Sample output from /metrics-review:

MONTHLY METRICS REVIEW — February 2026
InsightFlow | Period: Feb vs Jan 2026

SUMMARY
Overall product health: mixed. MRR and total active users growing
well. Two concerning signals require attention: activation rate
dropped 3pp (likely related to the onboarding redesign) and free-tier
D30 churn increased 3pp. The North Star is growing but behind target.

METRIC SCORECARD
| Metric | Feb | Jan | Change | Target | Status |
|-------------------------|--------|--------|---------|---------|-------------|
| WAT (North Star) | 521 | 498 | +4.6% | 550 | ⚠️ At risk |
| New signups | 340 | 310 | +9.7% | 320 | ✅ On track |
| Activation rate | 34% | 37% | -3pp | 40% | ❌ Miss |
| WAU | 2,104 | 1,980 | +6.3% | 2,000 | ✅ On track |
| DAU/MAU stickiness | 0.41 | 0.39 | +0.02 | 0.42 | ⚠️ Close |
| D30 retention | 61% | 64% | -3pp | 65% | ❌ Miss |
| Free-tier churn (D30) | 21% | 18% | +3pp | 18% | ❌ Miss |
| Enterprise retention | 94% | 94% | flat | 92%+ | ✅ On track |
| MRR | $280K | $265K | +5.7% | $270K | ✅ On track |
| Free-to-Pro conversion | 8.2% | 8.8% | -0.6pp | 9.0% | ⚠️ At risk |
| NPS | 38 | 39 | -1 | 45 (Q2) | ⚠️ Monitor |

AREAS OF CONCERN

1. Activation rate: 34% vs 37% prior month (-3pp)
Likely cause: The Jan 31 onboarding redesign may have introduced
friction. New users are signing up at a higher rate but activating
at a lower rate — suggesting the top-of-funnel is working but the
activation flow is not.
Action: Pull L2 funnel data — where in the new onboarding flow
are users dropping? Funnel analysis this week.

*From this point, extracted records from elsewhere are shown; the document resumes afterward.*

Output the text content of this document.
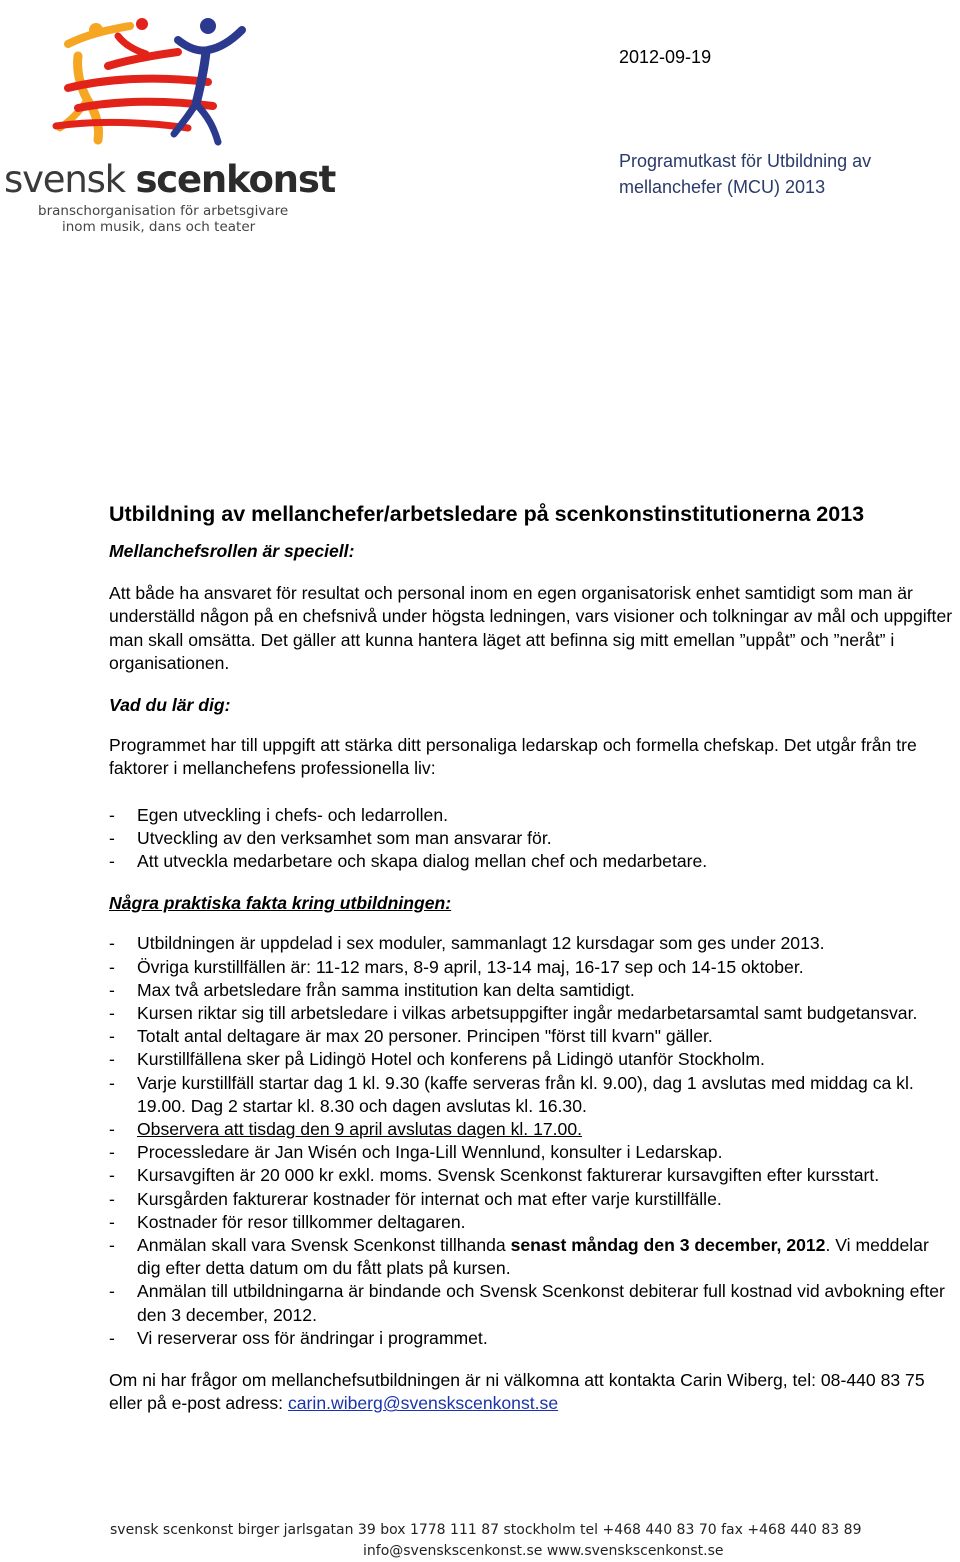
svensk scenkonst
branschorganisation för arbetsgivare
inom musik, dans och teater
2012-09-19
Programutkast för Utbildning av
mellanchefer (MCU) 2013
Utbildning av mellanchefer/arbetsledare på scenkonstinstitutionerna 2013

Mellanchefsrollen är speciell:

Att både ha ansvaret för resultat och personal inom en egen organisatorisk enhet samtidigt som man är underställd någon på en chefsnivå under högsta ledningen, vars visioner och tolkningar av mål och uppgifter man skall omsätta. Det gäller att kunna hantera läget att befinna sig mitt emellan ”uppåt” och ”neråt” i organisationen.

Vad du lär dig:

Programmet har till uppgift att stärka ditt personaliga ledarskap och formella chefskap. Det utgår från tre faktorer i mellanchefens professionella liv:

- Egen utveckling i chefs- och ledarrollen.
- Utveckling av den verksamhet som man ansvarar för.
- Att utveckla medarbetare och skapa dialog mellan chef och medarbetare.

Några praktiska fakta kring utbildningen:

- Utbildningen är uppdelad i sex moduler, sammanlagt 12 kursdagar som ges under 2013.
- Övriga kurstillfällen är: 11-12 mars, 8-9 april, 13-14 maj, 16-17 sep och 14-15 oktober.
- Max två arbetsledare från samma institution kan delta samtidigt.
- Kursen riktar sig till arbetsledare i vilkas arbetsuppgifter ingår medarbetarsamtal samt budgetansvar.
- Totalt antal deltagare är max 20 personer. Principen "först till kvarn" gäller.
- Kurstillfällena sker på Lidingö Hotel och konferens på Lidingö utanför Stockholm.
- Varje kurstillfäll startar dag 1 kl. 9.30 (kaffe serveras från kl. 9.00), dag 1 avslutas med middag ca kl. 19.00. Dag 2 startar kl. 8.30 och dagen avslutas kl. 16.30.
- Observera att tisdag den 9 april avslutas dagen kl. 17.00.
- Processledare är Jan Wisén och Inga-Lill Wennlund, konsulter i Ledarskap.
- Kursavgiften är 20 000 kr exkl. moms. Svensk Scenkonst fakturerar kursavgiften efter kursstart.
- Kursgården fakturerar kostnader för internat och mat efter varje kurstillfälle.
- Kostnader för resor tillkommer deltagaren.
- Anmälan skall vara Svensk Scenkonst tillhanda senast måndag den 3 december, 2012. Vi meddelar dig efter detta datum om du fått plats på kursen.
- Anmälan till utbildningarna är bindande och Svensk Scenkonst debiterar full kostnad vid avbokning efter den 3 december, 2012.
- Vi reserverar oss för ändringar i programmet.

Om ni har frågor om mellanchefsutbildningen är ni välkomna att kontakta Carin Wiberg, tel: 08-440 83 75 eller på e-post adress: carin.wiberg@svenskscenkonst.se

svensk scenkonst birger jarlsgatan 39 box 1778 111 87 stockholm tel +468 440 83 70 fax +468 440 83 89
info@svenskscenkonst.se www.svenskscenkonst.se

2. Free-tier D30 churn: 21% vs 18% (+3pp)
Correlates with the activation drop — users who do not activate
churn faster. If activation improves, churn should follow.
Action: Cohort analysis: do Feb signups churn at the same rate
at D7, D14, D30 as Jan signups? Confirm the correlation.

BRIGHT SPOTS
- Enterprise retention at 94% — strong. Consistent with SOC 2 work.
- MRR growth +5.7% — above target.
- Signup volume growing despite activation headwind — top of funnel healthy.

RECOMMENDED ACTIONS
1. [This week] Pull L2 funnel data for new onboarding flow — identify
the specific step where Feb cohort drops below Jan cohort.
2. [This week] Cohort comparison: Jan signups vs Feb signups at D7/D14
— confirm churn signal is real, not seasonal noise.
3. [This sprint] If funnel data confirms onboarding friction — scope
a fix as Sprint 2 P1 item. Do not wait for more churn evidence.
4. [Ongoing] North Star is 4.6% short of Q1 target. Review whether
the Workflow Builder will drive WAT growth when it ships, or
whether a faster initiative is needed.

Evaluating the Output

Before acting on this review, check these quality criteria from the /metrics-review skill:

Does every metric have a comparison? A raw number without context is not information. The scorecard shows current, previous, change, target, and status for every metric. If any metric shows only a current value, prompt: "Add prior period and target to [metric]."

Are anomalies explained? The activation drop and churn increase are flagged with a likely cause (onboarding redesign). The agent attributes them as likely correlated — note the epistemic humility here. Correlation is not causation. The review recommends investigation, not a conclusion.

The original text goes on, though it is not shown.